Ideally, the debonding force should be of such a limit that successfully removes the bracket causing minimal iatrogenic loss of enamel. Most commonly, data collected from the in vitro studies testing bond strength of the orthodontic materials are inferred to the in vivo clinical situations. Previously, it was stated that the maximum orthodontic bracket bond strength should be 9.7 MPa to prevent enamel fracture [21]. Another study suggested the bond strength ranging between 5.9 and 7.8 MPa, which is clinically admissible [22]. Although the results are not reported as average stress (i.e., MPa units), it is easy to estimate that the mean debonding forces reported in this study are considerably lower than these established data. This is explainable as the pattern and area of the applied force in the current study differed alongside the testing condition. The device mainly exerts tensile force on the bracket wing with the combination of sheer-peel and torsional loads. In contrast, the universal testing machine applies either true shear force or tensile force to debond brackets. The debonding plier used in the study (i.e., LODI) requires less force in comparison to the traditional lab-based mechanical tensile force to debond brackets [23]. This lower level of force can be best explained by the finite element analysis as the LODI impacts with higher and uneven stress distribution within the structures of the bracket-adhesive-enamel [24]. According to Williams et al., 1000 grams of force which is analogous to 9.8 N is to be a suitable limit to apply directly to a tooth [25]. The mean bracket debonding forces were reported within this limit (Table 1). The actual range of in vitro bond strength applicable for the clinical situation is unclear as it is still a topic of argument [6].

Following debonding, the remaining adhesives on the teeth were examined and assessed by the ARI. This was done to analyze the device’s likelihood of enamel damage relative to the tooth types. Bracket debonding that mostly involves bracket-adhesive interface causes less enamel damage [26, 27, 28]. The microscope’s advantageous dimension allowed to take standardized photographs suitably from the incisors to the premolars in both arches. Photographs were taken by the same clinician keeping the microscope at a right angle to each tooth surface, specifically the remaining adhesive. The microscope was set at 30x magnification, as ARI evaluation by the naked eye and the most commonly practiced 10x magnification under the stereomicroscope were similar [29]. The difference in ARI scoring between different teeth was not significant (Table 5). This ensures the device’s consistent pattern of bracket debonding irrespective of the tooth types. The result differed from a previous study due to the difference of the debonding method, as the ARI scoring varies with different debonding techniques [27].

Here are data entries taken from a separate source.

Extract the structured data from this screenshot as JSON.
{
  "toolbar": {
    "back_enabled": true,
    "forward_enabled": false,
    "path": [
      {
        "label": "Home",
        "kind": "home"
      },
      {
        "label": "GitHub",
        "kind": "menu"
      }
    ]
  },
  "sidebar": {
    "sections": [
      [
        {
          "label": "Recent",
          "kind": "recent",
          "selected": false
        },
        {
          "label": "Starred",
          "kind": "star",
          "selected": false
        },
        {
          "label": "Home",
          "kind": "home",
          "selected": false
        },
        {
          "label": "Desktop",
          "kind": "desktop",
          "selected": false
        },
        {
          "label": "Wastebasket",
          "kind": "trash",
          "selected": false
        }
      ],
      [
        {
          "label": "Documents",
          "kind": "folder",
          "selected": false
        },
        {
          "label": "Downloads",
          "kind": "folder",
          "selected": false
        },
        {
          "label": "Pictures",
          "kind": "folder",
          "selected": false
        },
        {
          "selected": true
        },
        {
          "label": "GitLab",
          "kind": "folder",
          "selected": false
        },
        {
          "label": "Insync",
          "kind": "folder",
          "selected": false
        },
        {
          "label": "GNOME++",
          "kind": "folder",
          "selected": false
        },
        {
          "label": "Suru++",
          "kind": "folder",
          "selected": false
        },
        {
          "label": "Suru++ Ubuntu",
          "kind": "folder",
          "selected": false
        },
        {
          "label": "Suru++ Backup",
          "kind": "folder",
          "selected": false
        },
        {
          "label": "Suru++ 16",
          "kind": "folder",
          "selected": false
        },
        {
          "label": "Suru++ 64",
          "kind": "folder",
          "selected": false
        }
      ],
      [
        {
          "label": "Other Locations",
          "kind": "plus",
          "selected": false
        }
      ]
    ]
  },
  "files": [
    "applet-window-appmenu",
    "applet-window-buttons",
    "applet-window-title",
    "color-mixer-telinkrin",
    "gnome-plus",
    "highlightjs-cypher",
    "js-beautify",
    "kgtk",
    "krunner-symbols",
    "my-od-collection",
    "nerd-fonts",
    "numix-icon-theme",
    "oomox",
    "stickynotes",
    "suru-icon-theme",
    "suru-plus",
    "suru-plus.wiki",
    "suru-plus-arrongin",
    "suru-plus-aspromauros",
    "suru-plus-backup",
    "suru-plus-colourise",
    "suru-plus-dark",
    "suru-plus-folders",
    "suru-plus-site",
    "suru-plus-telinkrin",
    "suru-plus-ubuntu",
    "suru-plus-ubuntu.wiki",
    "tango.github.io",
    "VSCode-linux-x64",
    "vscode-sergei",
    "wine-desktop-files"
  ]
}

ARI score of 3 was most frequently (33.46%) observed indicating brackets were debonded mostly at their interface with the adhesive, which is beneficial for preserving the surface enamel. Score 0 was least observed (6.54%). Moreover, the higher scores (i.e., scores 2 and 3) were more frequent (60.77%) than those of the lower scores (39.23%) (Figure 3). Therefore, the prototype device introduced can be considered for clinical application due to less enamel damage.

5. Conclusion

The study succeeded in reporting clinical data on orthodontic bracket debonding force with a favorable bracket failure pattern (i.e., less enamel damage) on different teeth with significant outcomes. As the bracket bond strength varies with tooth types, it is more logical to study on the same tooth samples either from the upper or lower arch.

Data Availability

Details are presented within the article in the form of tables and text in results. Other data will be made available upon request.

Conflicts of Interest

The authors declare no conflict of interest.